In 2019, artist and researcher Asunción Molinos Gordo began In Transit (Botany of a Journey), a project that emerged from a serendipitous experience during a research trip to a waste management plant. While exploring the facility, she became captivated by the intricate infrastructure that filters the city’s fecal matter before channeling it into a drying pool. During the tour, her guide pointed out a phenomenon— tiny sprouts peeking out from the surface of the waste, signaling the early stages of germination.

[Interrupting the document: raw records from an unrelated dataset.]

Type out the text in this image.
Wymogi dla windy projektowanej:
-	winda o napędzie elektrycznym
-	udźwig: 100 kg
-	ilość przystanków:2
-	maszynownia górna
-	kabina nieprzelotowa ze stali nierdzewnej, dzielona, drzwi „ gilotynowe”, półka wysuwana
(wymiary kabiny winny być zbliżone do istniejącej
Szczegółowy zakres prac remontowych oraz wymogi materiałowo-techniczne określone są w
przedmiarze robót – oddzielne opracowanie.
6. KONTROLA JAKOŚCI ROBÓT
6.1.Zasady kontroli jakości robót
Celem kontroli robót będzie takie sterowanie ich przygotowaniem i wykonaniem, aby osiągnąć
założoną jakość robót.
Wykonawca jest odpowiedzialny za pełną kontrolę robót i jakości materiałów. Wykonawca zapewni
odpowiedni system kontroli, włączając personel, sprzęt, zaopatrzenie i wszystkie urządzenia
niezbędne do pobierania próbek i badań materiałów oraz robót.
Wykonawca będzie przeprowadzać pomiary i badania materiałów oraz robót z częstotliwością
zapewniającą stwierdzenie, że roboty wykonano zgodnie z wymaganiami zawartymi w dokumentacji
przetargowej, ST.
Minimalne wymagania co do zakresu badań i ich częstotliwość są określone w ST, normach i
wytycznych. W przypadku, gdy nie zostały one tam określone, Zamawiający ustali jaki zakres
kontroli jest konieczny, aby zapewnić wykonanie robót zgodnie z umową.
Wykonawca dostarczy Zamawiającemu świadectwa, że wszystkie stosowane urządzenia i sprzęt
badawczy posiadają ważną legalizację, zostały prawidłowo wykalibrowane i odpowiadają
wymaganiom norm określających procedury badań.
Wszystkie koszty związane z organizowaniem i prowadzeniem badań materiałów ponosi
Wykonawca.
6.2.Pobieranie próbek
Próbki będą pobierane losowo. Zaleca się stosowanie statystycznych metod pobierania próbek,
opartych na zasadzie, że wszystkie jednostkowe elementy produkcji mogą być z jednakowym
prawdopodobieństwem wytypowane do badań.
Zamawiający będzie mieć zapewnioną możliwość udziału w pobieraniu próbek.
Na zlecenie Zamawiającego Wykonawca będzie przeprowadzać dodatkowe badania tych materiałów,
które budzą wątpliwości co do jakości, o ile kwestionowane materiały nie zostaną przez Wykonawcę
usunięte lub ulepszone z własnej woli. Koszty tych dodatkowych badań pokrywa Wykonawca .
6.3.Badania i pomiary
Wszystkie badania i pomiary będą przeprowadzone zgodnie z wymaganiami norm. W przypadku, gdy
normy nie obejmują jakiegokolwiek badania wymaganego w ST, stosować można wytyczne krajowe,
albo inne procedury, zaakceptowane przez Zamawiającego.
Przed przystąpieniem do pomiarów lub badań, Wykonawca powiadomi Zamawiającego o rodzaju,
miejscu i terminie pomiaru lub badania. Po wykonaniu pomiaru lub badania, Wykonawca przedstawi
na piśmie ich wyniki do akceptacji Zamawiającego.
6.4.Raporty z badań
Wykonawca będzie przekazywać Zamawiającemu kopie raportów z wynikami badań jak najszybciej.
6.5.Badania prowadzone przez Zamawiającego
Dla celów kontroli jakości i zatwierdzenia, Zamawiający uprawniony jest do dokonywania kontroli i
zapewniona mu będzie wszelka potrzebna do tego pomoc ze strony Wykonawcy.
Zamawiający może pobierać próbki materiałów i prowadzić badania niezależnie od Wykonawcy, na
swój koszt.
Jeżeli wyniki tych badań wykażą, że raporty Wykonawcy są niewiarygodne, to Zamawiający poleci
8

Based in the hills outside Madrid, Asunción’s practice is largely influenced by her family’s agricultural lineage and explores borders, globality and interconnectivity. Her practice is fluid, adapting materials and processes to meet the needs of each project. Deeply rooted in the study of common peasantry, her research examines farmers as both knowledge-bearers and an often-overlooked part of contemporary culture.

When the Jameel Arts Centre in Dubai invited Asunción to collaborate on a project, she used the opportunity to expand her exploration of waste systems by creating a garden with seeds recovered from fecal matter at the Al Aweer waste management plant. Because Dubai is a diverse metropolis with roughly 90 million visitors each year, this sample of fecal matter represented a multitude of communities, cultures and experiences. Asunción and her team worked closely with a farm outside of the city to safely filter and dry out the fecal matter and then transport it to the garden, where the seeds were left to freely germinate. Initially, the garden was left to grow in the random organization of the seeds. Later, Kumar, a farmer from Carola, was brought in to identify and arrange the plants, which included lemons, oranges, pomegranates, mustard, chilies, and tomatoes. Using companion planting methods, they cultivated a range of species—all resilient enough to survive the human digestive system. The entire duration of the project followed the agricultural calendar.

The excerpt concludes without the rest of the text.